Le fibrome utérin, la maladie gynécologique la plus fréquente

Publié le 21 janvier 2026

Issue des cellules musculaires, cette excroissance toucherait une patiente sur deux, entre 30 ans et 50 ans. Mal connue, elle peut rester asymptomatique ou provoquer douleurs, saignements et complications gynécologiques.

« J’avais 33 ans. Un jour, une douleur brutale m’a plaquée au sol… On m’a alors diagnostiqué un fibrome utérin », raconte Angèle Mbarga, présidente de l’association Fibrome Info France. Le temps de comprendre pleinement cette pathologie et de trouver le chirurgien qui lui convenait, elle a été opérée deux années plus tard.

Cette tumeur bénigne se développe sur la paroi de l’utérus. Elle concerne de nombreuses femmes, entre 30 ans et 50 ans. « Nous estimons qu’un tiers en souffrent, mais que 50 % sont touchées », détaille le professeur Céline Chauleur, cheffe de service de gynécologie-obstétrique au CHU de Saint-Étienne.

Les fibromes peuvent ne déclencher aucun symptôme et être découverts lors d’une échographie. Lorsqu’ils se manifestent, ils provoquent des règles abondantes, des saignements en dehors du cycle, des douleurs pelviennes, de la constipation… voire une infertilité. Ces excroissances causent parfois une anémie par carence en fer et, en cas de grossesse, une fausse couche ou un accouchement prématuré. Parmi les complications figure aussi la nécrobiose aseptique du fibrome utérin : il se tord ou se détruit en partie, déclenchant une vive douleur – comme dans le cas d’Angèle Mbarga.
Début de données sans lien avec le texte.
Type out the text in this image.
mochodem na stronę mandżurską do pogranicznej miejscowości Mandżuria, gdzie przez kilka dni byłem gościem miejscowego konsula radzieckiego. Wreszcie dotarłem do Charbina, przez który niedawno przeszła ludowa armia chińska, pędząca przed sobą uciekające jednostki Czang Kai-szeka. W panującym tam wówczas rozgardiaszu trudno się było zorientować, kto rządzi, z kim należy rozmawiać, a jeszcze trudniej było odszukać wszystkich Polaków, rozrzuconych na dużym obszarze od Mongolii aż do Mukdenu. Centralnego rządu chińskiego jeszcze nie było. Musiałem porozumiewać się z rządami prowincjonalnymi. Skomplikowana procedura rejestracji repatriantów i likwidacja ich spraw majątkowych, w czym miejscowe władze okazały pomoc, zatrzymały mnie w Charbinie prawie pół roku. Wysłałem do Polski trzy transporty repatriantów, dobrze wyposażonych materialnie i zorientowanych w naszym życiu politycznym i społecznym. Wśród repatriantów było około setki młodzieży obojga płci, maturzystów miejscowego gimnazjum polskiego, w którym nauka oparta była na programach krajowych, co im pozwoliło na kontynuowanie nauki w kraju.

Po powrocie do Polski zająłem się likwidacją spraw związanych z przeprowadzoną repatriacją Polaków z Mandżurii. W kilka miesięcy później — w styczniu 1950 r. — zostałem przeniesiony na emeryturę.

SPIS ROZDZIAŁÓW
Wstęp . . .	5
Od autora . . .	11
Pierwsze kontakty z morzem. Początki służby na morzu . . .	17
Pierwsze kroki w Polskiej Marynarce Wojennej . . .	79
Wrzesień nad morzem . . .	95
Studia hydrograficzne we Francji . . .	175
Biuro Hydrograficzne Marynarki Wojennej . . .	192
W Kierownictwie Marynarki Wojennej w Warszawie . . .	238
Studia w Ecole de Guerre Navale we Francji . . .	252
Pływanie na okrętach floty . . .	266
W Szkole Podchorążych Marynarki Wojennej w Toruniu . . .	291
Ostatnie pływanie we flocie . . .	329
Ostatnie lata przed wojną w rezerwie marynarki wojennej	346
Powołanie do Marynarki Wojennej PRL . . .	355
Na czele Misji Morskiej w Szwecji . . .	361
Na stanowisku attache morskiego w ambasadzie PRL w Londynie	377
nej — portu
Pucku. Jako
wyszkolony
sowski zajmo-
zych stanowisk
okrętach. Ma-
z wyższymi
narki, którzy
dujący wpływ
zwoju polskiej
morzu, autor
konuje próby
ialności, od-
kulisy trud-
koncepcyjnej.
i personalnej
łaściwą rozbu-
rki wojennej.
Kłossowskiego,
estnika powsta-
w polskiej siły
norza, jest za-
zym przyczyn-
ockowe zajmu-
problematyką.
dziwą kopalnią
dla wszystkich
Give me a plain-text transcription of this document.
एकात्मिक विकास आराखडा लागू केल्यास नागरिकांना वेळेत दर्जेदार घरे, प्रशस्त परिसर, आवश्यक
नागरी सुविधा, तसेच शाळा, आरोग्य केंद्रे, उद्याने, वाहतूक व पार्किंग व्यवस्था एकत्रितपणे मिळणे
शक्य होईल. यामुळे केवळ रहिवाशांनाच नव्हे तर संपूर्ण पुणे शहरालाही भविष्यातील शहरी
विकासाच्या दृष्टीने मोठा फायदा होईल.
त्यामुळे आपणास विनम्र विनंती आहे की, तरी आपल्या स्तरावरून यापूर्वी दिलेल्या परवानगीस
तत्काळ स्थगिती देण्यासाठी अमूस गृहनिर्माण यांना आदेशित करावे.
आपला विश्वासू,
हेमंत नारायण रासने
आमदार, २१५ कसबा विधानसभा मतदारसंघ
Des traitements médicaux limités

On ignore encore les causes exactes du développement de cette maladie, mais on connaît son lien avec les hormones. Certains facteurs de risque sont identifiés : l’exposition aux perturbateurs endocriniens, l’ethnie (les femmes africaines et antillaises sont davantage atteintes), l’absence de grossesse passée, le diabète, l’hypertension artérielle, le surpoids et l’obésité.

Les traitements dépendent des symptômes, du nombre, de la taille et de la localisation des fibromes, de l’âge de la patiente, de son désir de maternité… Une surveillance médicale peut suffire. Puis, à la ménopause, le plus souvent, les excroissances diminuent.
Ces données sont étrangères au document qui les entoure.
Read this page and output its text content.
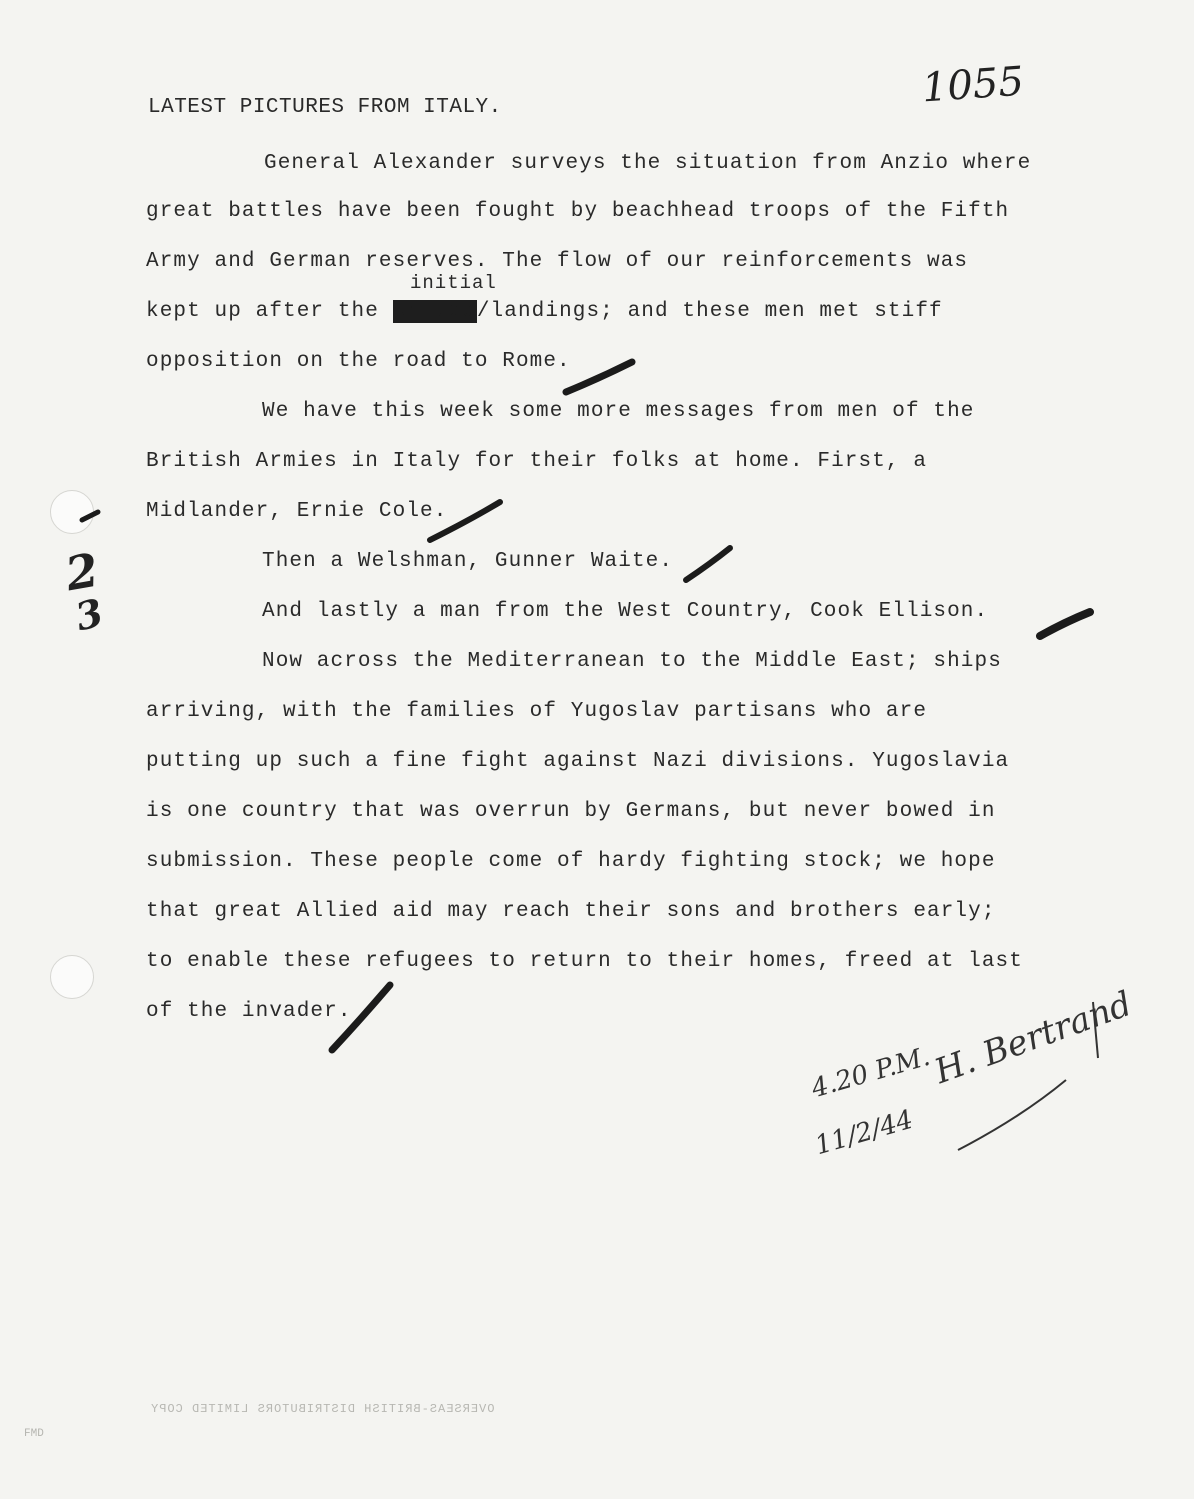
1055
LATEST PICTURES FROM ITALY.
initial
General Alexander surveys the situation from Anzio where
great battles have been fought by beachhead troops of the Fifth
Army and German reserves. The flow of our reinforcements was
kept up after the United/landings; and these men met stiff
opposition on the road to Rome.
We have this week some more messages from men of the
British Armies in Italy for their folks at home. First, a
Midlander, Ernie Cole.
Then a Welshman, Gunner Waite.
And lastly a man from the West Country, Cook Ellison.
Now across the Mediterranean to the Middle East; ships
arriving, with the families of Yugoslav partisans who are
putting up such a fine fight against Nazi divisions. Yugoslavia
is one country that was overrun by Germans, but never bowed in
submission. These people come of hardy fighting stock; we hope
that great Allied aid may reach their sons and brothers early;
to enable these refugees to return to their homes, freed at last
of the invader.
2
3
4.20 P.M.
H. Bertrand
11/2/44
OVERSEAS-BRITISH DISTRIBUTORS LIMITED COPY
FMD
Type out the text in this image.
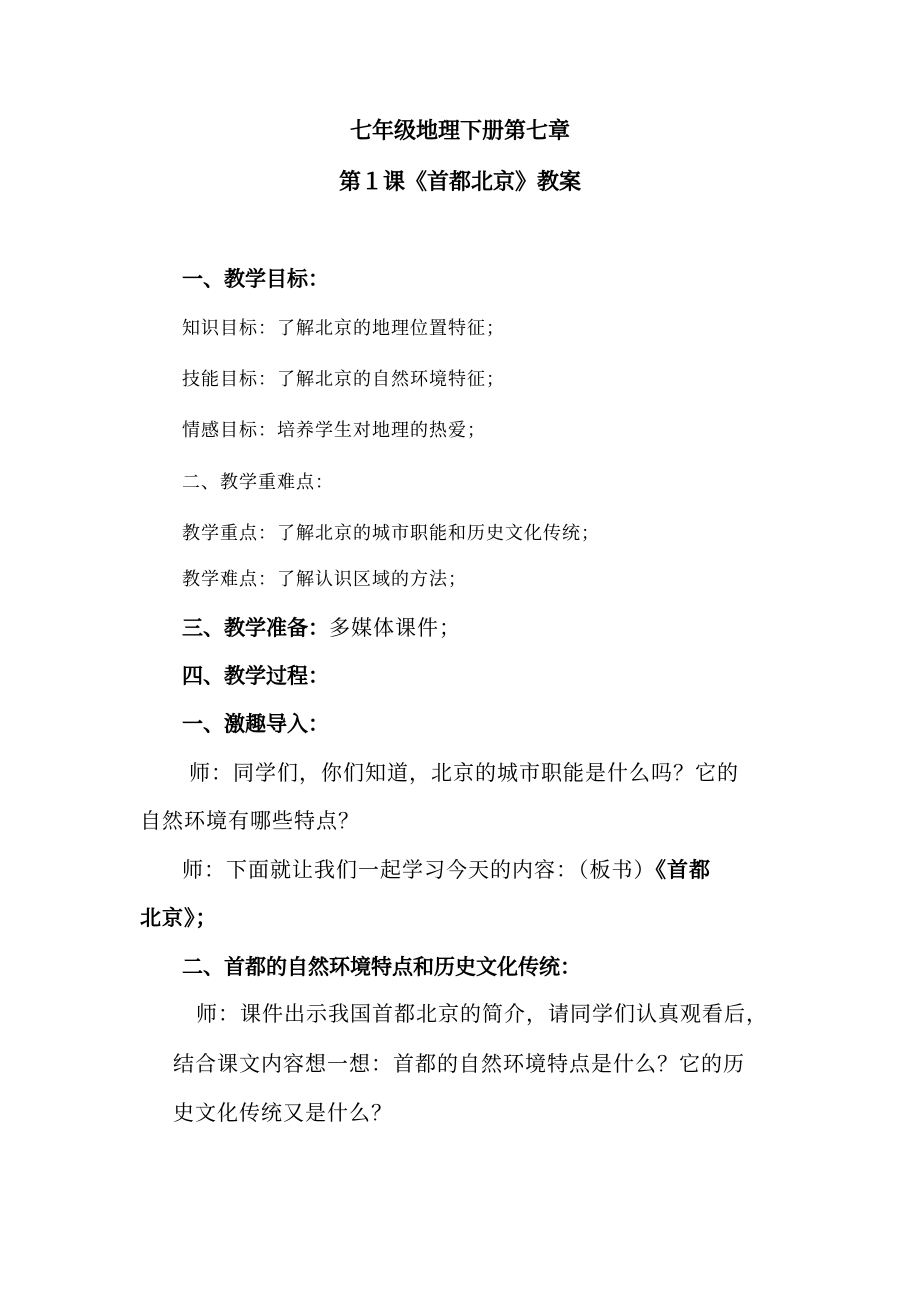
七年级地理下册第七章
第１课《首都北京》教案
一、教学目标：
知识目标：了解北京的地理位置特征；
技能目标：了解北京的自然环境特征；
情感目标：培养学生对地理的热爱；
二、教学重难点：
教学重点：了解北京的城市职能和历史文化传统；
教学难点：了解认识区域的方法；
三、教学准备：多媒体课件；
四、教学过程：
一、激趣导入：
师：同学们，你们知道，北京的城市职能是什么吗？它的
自然环境有哪些特点？
师：下面就让我们一起学习今天的内容：（板书）《首都
北京》；
二、首都的自然环境特点和历史文化传统：
师：课件出示我国首都北京的简介，请同学们认真观看后，
结合课文内容想一想：首都的自然环境特点是什么？它的历
史文化传统又是什么？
En cas de gêne, en première intention, les médecins prescrivent des contraceptifs pour réduire les règles, sur de courtes durées. Il existe un risque augmenté de méningiome associé à l’utilisation de certains progestatifs, sur le long terme. D’autres traitements commencent à être employés, « notamment le Ryeqo, indiqué aussi pour l’endométriose, reprend la spécialiste. Il induit une ménopause artificielle temporaire. Il pourrait prochainement être remboursé pour les fibromes ». Certains médicaments permettent par ailleurs de réduire les saignements ou de diminuer la douleur.

fibrome uterin

Première cause d’ablation de l’utérus en France

Une chirurgie peut être envisagée. Elle consiste à enlever seulement le fibrome ou, dans les cas plus complexes, l’utérus. Cette pathologie est la première cause d’hystérectomie en France.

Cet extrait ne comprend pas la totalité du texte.